Разве бывали у гусей такие лапы, какие ноги у нас? Не просто багрово-синие, а в трещинах-цыпках, в чирьях… А ломь какая нудно-сосущая шла от них до мозга, когда начинали они оживать-согреваться… Только одним себя и тешили: ведерко полным-полно, значит, будут лепешки, будут вначале резеньки, а то и целые картошины печься по всей железной печке. Дух от них разойдется по избе. Живой дух… Он загонит голод в пустой голбец, вытурит его через трубу и в боровке не даст залежаться…

Поднял меня отец на ноги, сдавил пальцами тугие судорож-клубки выше коленок.

– Давай разминайся потихоньку. Мешкать-то нам нельзя, Васька.

…Брели мы с ним незнакомой дорожкой. К ней то подступали колки и болотины, то открывались снежные увалы. Вдруг за мелким березнячком зачернели редкие избенки.

– Выселка Уралка, – обернулся тятя. – Изопьем водички хоть.

Только попить нам не пришлось. Обошли все избы подряд, но ни в одной не оказалось людей. И хоть нигде не висели на пробоях замки, отец не стал заходить в пустые избы.

– Неладно чо-то, неладно, – бормотал он. – Ладно, близко по дороге ишшо выселка, там к Ондрюше Семочкину заглянем.

Снова плелись мы увилистой и худо заметной дорожкой. Она огибала щетинистые кусты боярки и шипики, выпрямлялась высокими лесами и уводила влево от болотных трущоб.

– Ето што за оказья? – растерялся отец, когда мы обошли все избы и на выселке Луговой. – Да жители-то куды подевались? Не могли же все помереть. Ни старого, ни малого нет… Ладно, пошли, Васька, дотерпим до дому. На фронте не ето сносили. Токо куда же люди-то разбежались? Ну ничо не пойму, ничо.

И тут от ближнего осинника донесся до нас глухой железный звон. Он наплывал из самого нутра промерзлой земли и тревожно нависал над снегами.

– Чо бы ето, а, Васька? – прислушался отец. – Как есть кандалы звенят. Парнишкой был я, дак колчаки гнали наших по деревне в железе…

Он поправил двустволку и твердо шагнул вперед, а я боязливо поспевал за ним. Осинник поредел, и в смутных просветах лесин перемигнулись желтоглазые огнища. Они не ярко освещали поле, где медленно передвигались люди. Одни что-то искали, другие взмахивали руками и тогда зарождался стонущий звон железа.

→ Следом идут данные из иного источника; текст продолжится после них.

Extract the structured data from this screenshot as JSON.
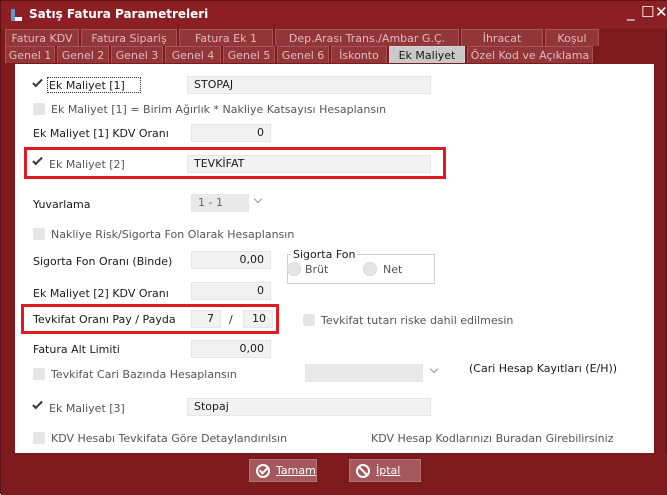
{
  "window": {
    "title": "Satış Fatura Parametreleri",
    "minimize": "_",
    "maximize": "☐",
    "close": "✕"
  },
  "tabs_row1": [
    "Fatura KDV",
    "Fatura Sipariş",
    "Fatura Ek 1",
    "Dep.Arası Trans./Ambar G.Ç.",
    "İhracat",
    "Koşul"
  ],
  "tabs_row2": [
    "Genel 1",
    "Genel 2",
    "Genel 3",
    "Genel 4",
    "Genel 5",
    "Genel 6",
    "İskonto",
    "Ek Maliyet",
    "Özel Kod ve Açıklama"
  ],
  "active_tab": "Ek Maliyet",
  "form": {
    "ek_maliyet_1": {
      "label": "Ek Maliyet [1]",
      "checked": true,
      "value": "STOPAJ"
    },
    "birim_agirlik": {
      "label": "Ek Maliyet [1] = Birim Ağırlık * Nakliye Katsayısı Hesaplansın",
      "checked": false
    },
    "ek_maliyet_1_kdv": {
      "label": "Ek Maliyet [1] KDV Oranı",
      "value": "0"
    },
    "ek_maliyet_2": {
      "label": "Ek Maliyet [2]",
      "checked": true,
      "value": "TEVKİFAT"
    },
    "yuvarlama": {
      "label": "Yuvarlama",
      "value": "1 - 1"
    },
    "nakliye_risk": {
      "label": "Nakliye Risk/Sigorta Fon Olarak Hesaplansın",
      "checked": false
    },
    "sigorta_fon_orani": {
      "label": "Sigorta Fon Oranı (Binde)",
      "value": "0,00"
    },
    "sigorta_fon": {
      "title": "Sigorta Fon",
      "option1": "Brüt",
      "option2": "Net"
    },
    "ek_maliyet_2_kdv": {
      "label": "Ek Maliyet [2] KDV Oranı",
      "value": "0"
    },
    "tevkifat_orani": {
      "label": "Tevkifat Oranı Pay / Payda",
      "pay": "7",
      "sep": "/",
      "payda": "10"
    },
    "tevkifat_riske": {
      "label": "Tevkifat tutarı riske dahil edilmesin",
      "checked": false
    },
    "fatura_alt_limiti": {
      "label": "Fatura Alt Limiti",
      "value": "0,00"
    },
    "tevkifat_cari": {
      "label": "Tevkifat Cari Bazında Hesaplansın",
      "checked": false
    },
    "cari_hesap": {
      "label": "(Cari Hesap Kayıtları (E/H))"
    },
    "ek_maliyet_3": {
      "label": "Ek Maliyet [3]",
      "checked": true,
      "value": "Stopaj"
    },
    "kdv_hesabi": {
      "label": "KDV Hesabı Tevkifata Göre Detaylandırılsın",
      "checked": false
    },
    "kdv_hesap_kodlari": {
      "label": "KDV Hesap Kodlarınızı Buradan Girebilirsiniz"
    }
  },
  "buttons": {
    "ok_label": "Tamam",
    "cancel_label": "İptal"
  },
  "colors": {
    "frame": "#7d1a1e",
    "highlight": "#e11b22",
    "active_tab": "#c9c9c9"
  }
}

– Фу ты! – обрадовался тятя. – Да ить оне картошку копают, картошку. А я чо только не передумал.

Пасмурь окружила леса и поля. Все погрузилось в темень ночи, а здесь копошились жители выселок. Они сошлись сюда за едой, сошлись выстоять против голода. Старухи живили огнища и грели возле них ребятишек, а все, кто мог держать лопатки-железянки, ломики, топоры и кирки, – долбили землю.

– Картофь, картофь добывают. – Постоял недолго отец и закинул двустволку на спину. Он встал на лыжи, и мы начали спрямлять выход к своей деревне. Все тише и глуше становился жалобный звон. Казалось, он приснился нам в лесах или просто поблазнило.

Повалил снежок. Сперва растаяли на ресницах и скатились холодными слезинками редкие снежинки. А вскоре они посыпались гуще и дружнее, неслышно кружились и торопились заровнять промятую нами лыжню. Я покачивался и сновал ногами, боялся отстать от своего тяти. И нет-нет да слышал откуда-то голодный звон железа. Он то задыхался и замирал, то снова приближался вместе с перемигами костров. И был тот звон бесконечным, как снег, как длинная-длинная зимняя ночь.